Understanding the New Frontiers: AI-Driven Cloud Risks and Secret Sprawl

In 2025, enterprise risk underwent a seismic shift as AI adoption overtook traditional drivers to become the primary catalyst for cloud vulnerabilities. With approximately 88% of organizations integrating AI into at least one business function, conventional security measures are struggling to keep pace. A new report from SentinelOne, analyzing telemetry from over 11,000 anonymized environments, sheds light on how threat actors exploit these modern infrastructures. Below, we explore the key findings through a series of targeted questions.

1. What changes in AI adoption have reshaped cloud risk by 2025?

By 2025, the enterprise risk landscape experienced a fundamental transformation: the integration of AI and large language models (LLMs) became the dominant force driving cloud security challenges. No longer a niche concern, AI now powers customer support, internal tools, financial systems, and product features across the board. This rapid embedding has outpaced traditional security guardrails, creating a highly complex and interconnected attack surface. The sheer scale of deployment means that every new AI integration introduces potential weak points, often without corresponding updates to security protocols. As a result, organizations now face an environment where the risk from AI systems is growing faster than the ability to manage it, demanding a rethinking of security strategies.

2. How has the proliferation of AI-specific secrets changed the security landscape?

The report reveals a dramatic surge in AI-related credentials—such as OpenAI API keys and Azure OpenAI API keys—which increased by roughly 140% within a single year. This explosion mirrors the rapid deployment of AI across various business units. These secrets are often duplicated and stored in multiple locations, including code repositories, SaaS configurations, and development scripts. Unlike traditional cloud credentials, which typically govern access to compute resources, AI keys grant entry to models that process sensitive data from multiple enterprise systems. This sprawl makes standard secrets management protocols inadequate, as the sheer volume and distribution of these keys exceed the capacity of manual oversight. Centralized governance has become essential to track, rotate, and control how AI keys are issued and used.

3. What is shadow AI, and why does it pose a unique threat?

Shadow AI refers to the unsanctioned use of AI tools within an organization without formal IT approval or security oversight. This commonly occurs when developers or teams use personal or unmanaged LLM keys to process corporate data outside official channels. Since these integrations span numerous internal applications, the same keys are often duplicated across code repositories, SaaS tools, and scripts. Because they operate outside sanctioned governance, shadow AI credentials frequently lack proper access controls and rotation schedules. This makes them extremely difficult to track via standard secrets management, allowing them to persist unnoticed for extended periods.
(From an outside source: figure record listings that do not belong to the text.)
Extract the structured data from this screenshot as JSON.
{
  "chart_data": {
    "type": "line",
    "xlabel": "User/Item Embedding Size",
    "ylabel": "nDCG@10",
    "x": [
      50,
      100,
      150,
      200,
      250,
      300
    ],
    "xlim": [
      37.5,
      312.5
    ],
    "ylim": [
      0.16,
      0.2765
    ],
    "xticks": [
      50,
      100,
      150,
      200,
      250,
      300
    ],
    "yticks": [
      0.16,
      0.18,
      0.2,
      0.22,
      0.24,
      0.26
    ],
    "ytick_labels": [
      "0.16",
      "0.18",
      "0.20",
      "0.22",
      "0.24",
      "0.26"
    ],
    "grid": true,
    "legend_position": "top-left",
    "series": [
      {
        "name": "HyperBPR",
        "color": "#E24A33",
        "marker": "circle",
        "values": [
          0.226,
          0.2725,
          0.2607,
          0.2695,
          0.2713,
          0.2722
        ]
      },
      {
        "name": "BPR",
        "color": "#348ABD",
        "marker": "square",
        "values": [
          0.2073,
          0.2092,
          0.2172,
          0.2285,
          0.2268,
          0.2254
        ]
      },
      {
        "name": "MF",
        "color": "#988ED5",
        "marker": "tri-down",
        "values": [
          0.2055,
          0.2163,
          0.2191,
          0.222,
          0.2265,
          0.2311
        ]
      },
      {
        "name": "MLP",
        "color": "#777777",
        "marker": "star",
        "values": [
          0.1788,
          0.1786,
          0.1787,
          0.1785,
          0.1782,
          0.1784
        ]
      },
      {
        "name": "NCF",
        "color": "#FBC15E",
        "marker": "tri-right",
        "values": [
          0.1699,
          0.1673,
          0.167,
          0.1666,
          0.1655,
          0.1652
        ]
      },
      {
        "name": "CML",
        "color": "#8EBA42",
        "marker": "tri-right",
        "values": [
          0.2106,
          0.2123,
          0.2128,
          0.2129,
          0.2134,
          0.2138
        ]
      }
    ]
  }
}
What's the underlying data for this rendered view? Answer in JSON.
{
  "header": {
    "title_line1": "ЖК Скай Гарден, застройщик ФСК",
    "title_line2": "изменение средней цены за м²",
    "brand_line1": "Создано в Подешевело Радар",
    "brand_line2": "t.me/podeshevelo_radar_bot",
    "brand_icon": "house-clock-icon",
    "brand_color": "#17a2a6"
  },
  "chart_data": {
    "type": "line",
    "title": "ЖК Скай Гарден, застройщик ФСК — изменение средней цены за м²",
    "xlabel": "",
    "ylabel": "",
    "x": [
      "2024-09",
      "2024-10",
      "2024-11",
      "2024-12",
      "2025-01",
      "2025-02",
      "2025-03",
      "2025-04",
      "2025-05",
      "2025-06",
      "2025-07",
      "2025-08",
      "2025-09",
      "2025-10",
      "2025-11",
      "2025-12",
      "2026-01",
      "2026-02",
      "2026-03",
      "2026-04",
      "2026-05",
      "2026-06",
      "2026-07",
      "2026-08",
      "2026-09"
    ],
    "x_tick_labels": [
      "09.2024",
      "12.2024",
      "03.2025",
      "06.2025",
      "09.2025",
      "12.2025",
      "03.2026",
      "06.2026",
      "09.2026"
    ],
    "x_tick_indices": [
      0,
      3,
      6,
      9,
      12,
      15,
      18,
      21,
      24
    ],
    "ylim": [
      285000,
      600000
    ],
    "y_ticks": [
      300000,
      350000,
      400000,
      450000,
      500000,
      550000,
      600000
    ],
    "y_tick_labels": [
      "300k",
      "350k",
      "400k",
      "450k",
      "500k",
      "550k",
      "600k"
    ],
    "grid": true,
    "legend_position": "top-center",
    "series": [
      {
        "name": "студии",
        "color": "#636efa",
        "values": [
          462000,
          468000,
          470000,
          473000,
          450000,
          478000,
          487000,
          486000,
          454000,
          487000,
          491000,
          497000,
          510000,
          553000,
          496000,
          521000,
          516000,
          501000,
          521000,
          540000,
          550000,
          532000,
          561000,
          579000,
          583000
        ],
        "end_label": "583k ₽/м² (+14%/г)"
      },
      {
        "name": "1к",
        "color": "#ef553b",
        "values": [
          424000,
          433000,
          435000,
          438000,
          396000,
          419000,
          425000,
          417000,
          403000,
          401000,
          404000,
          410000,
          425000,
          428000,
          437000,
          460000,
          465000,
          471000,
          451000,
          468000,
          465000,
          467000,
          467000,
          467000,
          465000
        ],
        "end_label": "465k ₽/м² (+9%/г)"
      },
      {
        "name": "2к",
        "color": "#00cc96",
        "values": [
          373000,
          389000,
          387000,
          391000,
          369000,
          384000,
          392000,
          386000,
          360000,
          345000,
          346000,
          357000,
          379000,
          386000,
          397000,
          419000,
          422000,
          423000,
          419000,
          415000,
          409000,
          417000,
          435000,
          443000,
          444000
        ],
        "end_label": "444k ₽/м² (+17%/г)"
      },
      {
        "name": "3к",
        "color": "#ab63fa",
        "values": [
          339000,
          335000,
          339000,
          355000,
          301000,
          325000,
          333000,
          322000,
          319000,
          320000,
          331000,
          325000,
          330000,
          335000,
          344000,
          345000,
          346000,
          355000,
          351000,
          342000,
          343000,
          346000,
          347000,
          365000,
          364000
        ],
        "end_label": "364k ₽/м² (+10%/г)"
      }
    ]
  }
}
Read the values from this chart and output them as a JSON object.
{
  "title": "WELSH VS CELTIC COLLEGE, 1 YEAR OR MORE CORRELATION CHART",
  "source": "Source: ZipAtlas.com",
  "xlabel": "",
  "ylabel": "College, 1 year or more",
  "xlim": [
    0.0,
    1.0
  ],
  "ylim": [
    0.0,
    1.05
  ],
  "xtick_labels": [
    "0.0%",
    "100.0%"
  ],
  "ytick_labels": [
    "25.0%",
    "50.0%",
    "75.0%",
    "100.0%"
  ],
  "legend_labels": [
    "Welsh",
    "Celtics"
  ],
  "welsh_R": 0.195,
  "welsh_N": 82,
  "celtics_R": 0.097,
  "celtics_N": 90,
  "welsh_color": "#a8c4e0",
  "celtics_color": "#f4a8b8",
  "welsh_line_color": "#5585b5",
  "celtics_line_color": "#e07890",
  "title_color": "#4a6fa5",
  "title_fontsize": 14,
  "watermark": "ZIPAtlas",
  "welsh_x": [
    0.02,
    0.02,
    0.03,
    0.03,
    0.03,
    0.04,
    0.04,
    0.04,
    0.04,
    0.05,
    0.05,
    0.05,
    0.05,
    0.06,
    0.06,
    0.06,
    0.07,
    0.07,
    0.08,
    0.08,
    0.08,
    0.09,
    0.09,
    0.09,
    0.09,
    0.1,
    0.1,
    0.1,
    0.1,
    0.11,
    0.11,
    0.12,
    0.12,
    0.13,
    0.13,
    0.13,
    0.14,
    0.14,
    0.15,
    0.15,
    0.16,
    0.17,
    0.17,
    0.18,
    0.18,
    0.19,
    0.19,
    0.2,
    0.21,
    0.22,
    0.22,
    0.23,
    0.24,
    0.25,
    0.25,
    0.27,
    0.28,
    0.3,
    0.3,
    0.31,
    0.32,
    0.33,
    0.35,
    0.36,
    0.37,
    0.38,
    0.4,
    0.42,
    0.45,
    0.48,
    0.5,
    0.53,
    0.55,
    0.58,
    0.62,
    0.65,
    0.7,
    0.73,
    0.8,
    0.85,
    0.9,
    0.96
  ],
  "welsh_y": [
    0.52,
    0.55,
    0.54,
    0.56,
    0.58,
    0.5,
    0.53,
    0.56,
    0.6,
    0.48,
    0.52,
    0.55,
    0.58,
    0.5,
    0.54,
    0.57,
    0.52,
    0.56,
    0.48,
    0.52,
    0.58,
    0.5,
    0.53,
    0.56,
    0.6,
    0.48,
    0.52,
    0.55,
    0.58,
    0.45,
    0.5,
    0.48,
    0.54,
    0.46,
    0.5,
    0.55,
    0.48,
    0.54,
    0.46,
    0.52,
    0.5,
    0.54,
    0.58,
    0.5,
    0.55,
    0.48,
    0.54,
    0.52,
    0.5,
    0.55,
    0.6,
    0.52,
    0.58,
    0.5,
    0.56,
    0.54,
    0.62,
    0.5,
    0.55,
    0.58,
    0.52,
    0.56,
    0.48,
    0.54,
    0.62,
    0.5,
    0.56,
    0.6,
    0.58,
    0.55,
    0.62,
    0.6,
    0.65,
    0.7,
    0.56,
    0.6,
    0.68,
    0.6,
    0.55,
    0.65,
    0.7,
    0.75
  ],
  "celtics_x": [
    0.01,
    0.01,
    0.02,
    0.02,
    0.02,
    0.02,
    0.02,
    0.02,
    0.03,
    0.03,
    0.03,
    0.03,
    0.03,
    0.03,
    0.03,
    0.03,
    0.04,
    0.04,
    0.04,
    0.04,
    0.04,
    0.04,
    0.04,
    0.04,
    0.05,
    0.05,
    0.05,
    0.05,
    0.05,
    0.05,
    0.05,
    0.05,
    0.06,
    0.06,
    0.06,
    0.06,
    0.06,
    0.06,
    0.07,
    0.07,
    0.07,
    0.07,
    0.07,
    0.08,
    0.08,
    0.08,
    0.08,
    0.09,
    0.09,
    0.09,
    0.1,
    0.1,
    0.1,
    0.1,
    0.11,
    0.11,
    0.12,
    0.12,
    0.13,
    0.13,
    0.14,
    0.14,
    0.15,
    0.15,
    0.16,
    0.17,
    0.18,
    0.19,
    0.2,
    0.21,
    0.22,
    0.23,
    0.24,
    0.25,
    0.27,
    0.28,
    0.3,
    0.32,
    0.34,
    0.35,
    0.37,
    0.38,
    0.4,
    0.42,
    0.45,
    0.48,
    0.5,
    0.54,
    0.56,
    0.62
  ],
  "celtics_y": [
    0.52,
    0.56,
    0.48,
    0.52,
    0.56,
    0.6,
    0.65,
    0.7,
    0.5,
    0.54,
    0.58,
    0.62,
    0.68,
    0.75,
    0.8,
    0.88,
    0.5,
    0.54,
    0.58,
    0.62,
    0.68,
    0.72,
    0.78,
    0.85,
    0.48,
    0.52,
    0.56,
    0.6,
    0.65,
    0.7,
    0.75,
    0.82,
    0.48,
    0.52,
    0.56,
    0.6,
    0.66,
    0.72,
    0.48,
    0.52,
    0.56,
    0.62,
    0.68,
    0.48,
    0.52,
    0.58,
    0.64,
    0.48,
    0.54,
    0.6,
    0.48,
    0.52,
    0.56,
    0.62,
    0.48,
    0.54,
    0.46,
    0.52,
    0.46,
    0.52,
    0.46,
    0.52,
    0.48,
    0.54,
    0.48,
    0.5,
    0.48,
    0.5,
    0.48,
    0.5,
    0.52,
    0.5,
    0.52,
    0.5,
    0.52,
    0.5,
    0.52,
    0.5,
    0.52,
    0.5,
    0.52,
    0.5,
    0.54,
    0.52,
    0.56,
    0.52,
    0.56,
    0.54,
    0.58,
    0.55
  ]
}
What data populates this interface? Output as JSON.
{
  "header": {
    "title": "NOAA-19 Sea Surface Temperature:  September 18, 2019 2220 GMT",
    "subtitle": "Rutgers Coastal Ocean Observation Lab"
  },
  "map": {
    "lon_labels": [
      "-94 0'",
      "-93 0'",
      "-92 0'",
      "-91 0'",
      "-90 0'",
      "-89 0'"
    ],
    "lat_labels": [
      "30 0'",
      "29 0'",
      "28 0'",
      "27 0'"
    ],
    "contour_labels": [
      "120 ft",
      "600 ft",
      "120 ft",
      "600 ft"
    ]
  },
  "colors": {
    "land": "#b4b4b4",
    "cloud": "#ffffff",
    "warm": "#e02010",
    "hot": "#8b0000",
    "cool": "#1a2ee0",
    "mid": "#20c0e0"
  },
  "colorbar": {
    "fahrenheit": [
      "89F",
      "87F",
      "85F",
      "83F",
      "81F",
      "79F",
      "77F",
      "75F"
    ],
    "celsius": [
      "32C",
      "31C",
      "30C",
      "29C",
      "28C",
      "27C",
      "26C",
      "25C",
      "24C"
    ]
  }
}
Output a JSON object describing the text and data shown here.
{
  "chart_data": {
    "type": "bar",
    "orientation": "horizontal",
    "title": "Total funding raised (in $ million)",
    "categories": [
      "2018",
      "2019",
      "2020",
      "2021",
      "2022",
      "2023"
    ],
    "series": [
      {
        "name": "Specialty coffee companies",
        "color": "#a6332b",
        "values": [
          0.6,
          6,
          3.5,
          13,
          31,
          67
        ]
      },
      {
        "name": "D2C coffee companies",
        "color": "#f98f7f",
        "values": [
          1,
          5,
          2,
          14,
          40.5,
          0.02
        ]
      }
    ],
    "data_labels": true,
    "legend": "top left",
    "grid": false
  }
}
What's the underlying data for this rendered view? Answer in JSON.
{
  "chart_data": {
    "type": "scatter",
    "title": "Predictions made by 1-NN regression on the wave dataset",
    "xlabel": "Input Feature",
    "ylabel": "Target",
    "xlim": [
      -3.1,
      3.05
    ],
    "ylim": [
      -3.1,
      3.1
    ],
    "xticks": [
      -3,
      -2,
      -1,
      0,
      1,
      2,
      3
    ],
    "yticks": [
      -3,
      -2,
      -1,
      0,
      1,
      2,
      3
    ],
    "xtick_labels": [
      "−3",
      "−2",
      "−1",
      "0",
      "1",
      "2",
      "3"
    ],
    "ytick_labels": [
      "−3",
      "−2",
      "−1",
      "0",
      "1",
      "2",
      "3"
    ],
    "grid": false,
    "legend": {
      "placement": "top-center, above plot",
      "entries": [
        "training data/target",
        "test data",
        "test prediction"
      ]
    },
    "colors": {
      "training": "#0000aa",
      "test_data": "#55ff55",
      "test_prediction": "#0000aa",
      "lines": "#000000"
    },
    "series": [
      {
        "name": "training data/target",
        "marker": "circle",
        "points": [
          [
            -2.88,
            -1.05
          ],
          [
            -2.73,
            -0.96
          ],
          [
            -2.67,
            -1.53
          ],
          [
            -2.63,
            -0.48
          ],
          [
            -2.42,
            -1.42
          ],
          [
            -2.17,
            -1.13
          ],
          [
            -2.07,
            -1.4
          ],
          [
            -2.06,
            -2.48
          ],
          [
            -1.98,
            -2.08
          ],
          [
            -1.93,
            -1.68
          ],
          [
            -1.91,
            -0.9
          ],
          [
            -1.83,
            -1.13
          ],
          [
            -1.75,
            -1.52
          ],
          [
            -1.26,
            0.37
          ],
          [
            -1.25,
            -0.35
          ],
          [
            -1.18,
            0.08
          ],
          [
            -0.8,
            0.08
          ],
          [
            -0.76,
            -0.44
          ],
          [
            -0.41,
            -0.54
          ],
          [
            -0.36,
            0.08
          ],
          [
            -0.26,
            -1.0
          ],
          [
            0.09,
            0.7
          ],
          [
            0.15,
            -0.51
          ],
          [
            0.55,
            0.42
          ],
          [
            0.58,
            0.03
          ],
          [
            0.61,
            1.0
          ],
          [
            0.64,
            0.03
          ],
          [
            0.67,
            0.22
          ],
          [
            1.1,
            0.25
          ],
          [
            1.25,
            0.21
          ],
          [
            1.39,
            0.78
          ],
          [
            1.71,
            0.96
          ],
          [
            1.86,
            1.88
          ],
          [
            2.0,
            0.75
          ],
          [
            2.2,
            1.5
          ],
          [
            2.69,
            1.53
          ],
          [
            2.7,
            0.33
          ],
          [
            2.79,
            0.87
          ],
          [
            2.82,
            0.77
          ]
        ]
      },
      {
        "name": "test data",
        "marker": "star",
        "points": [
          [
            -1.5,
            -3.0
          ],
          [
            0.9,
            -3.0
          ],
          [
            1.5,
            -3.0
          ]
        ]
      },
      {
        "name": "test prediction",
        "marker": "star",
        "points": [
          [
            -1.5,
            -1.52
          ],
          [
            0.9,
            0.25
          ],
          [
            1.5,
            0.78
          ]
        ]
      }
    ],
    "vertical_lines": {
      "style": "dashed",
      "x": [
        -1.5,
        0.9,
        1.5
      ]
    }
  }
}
The result is a hidden attack surface where sensitive corporate data can be exposed to unauthorized users, and where threat actors can exploit these credentials to pivot across systems.

4. How do unmanaged AI credentials create risk vectors distinct from traditional cloud secrets?

Unlike conventional cloud credentials that primarily allow resource manipulation (e.g., accessing storage or compute), compromised AI keys open unique attack pathways. AI services often sit at the intersection of multiple enterprise systems—such as CRM platforms, ticketing tools, and analytics databases. A single leaked LLM API key can give an attacker broad visibility into diverse datasets, including customer interactions, internal communications, and proprietary business logic. Traditional credentials rarely provide such cross-system access. Moreover, AI keys enable two specific high-impact attack types: data exposure (via unauthorized model queries) and active manipulation through prompt injection. This dual capability makes them far more dangerous than typical cloud secrets, as attackers can both steal and alter data in real-time.

5. What are the primary risk vectors linked to exposed AI keys?

The report categorizes the risks from exposed AI keys into two main areas. First, data exposure and leakage: unauthorized access can reveal sensitive or proprietary datasets processed by the models, embedded business logic, and internal user prompts and outputs. Attackers can harvest these at scale, gaining insights into confidential corporate conversations. Second, prompt injection and data poisoning: with unmanaged AI keys, threat actors can actively manipulate how the model responds, injecting malicious inputs to alter outputs or corrupt training data. This can lead to misinformation, system misbehavior, or even privilege escalation. Both vectors exploit the unique role of AI services as intermediaries between users and data, making them powerful tools for espionage and sabotage when left unprotected.

6. What organizational patterns contribute to the difficulty of managing AI secrets?

The widespread deployment of AI has created a pattern called shadow AI, where teams bypass formal IT and security processes. This leads to credential sprawl—the same API keys are reused across applications, stored in insecure locations like scripts and config files, and rarely rotated. Since AI services are integrated into numerous internal systems (support, finance, product), the keys become interconnected, meaning one compromised key can unlock access to multiple data stores. Standard secrets management solutions often fail to discover these keys because they are created outside approved channels. The report emphasizes that organizations need centralized governance to issue keys, enforce access controls, and mandate rotation schedules. Without such measures, the visibility and control over AI credentials remain fragmented, leaving enterprises vulnerable to exploitation.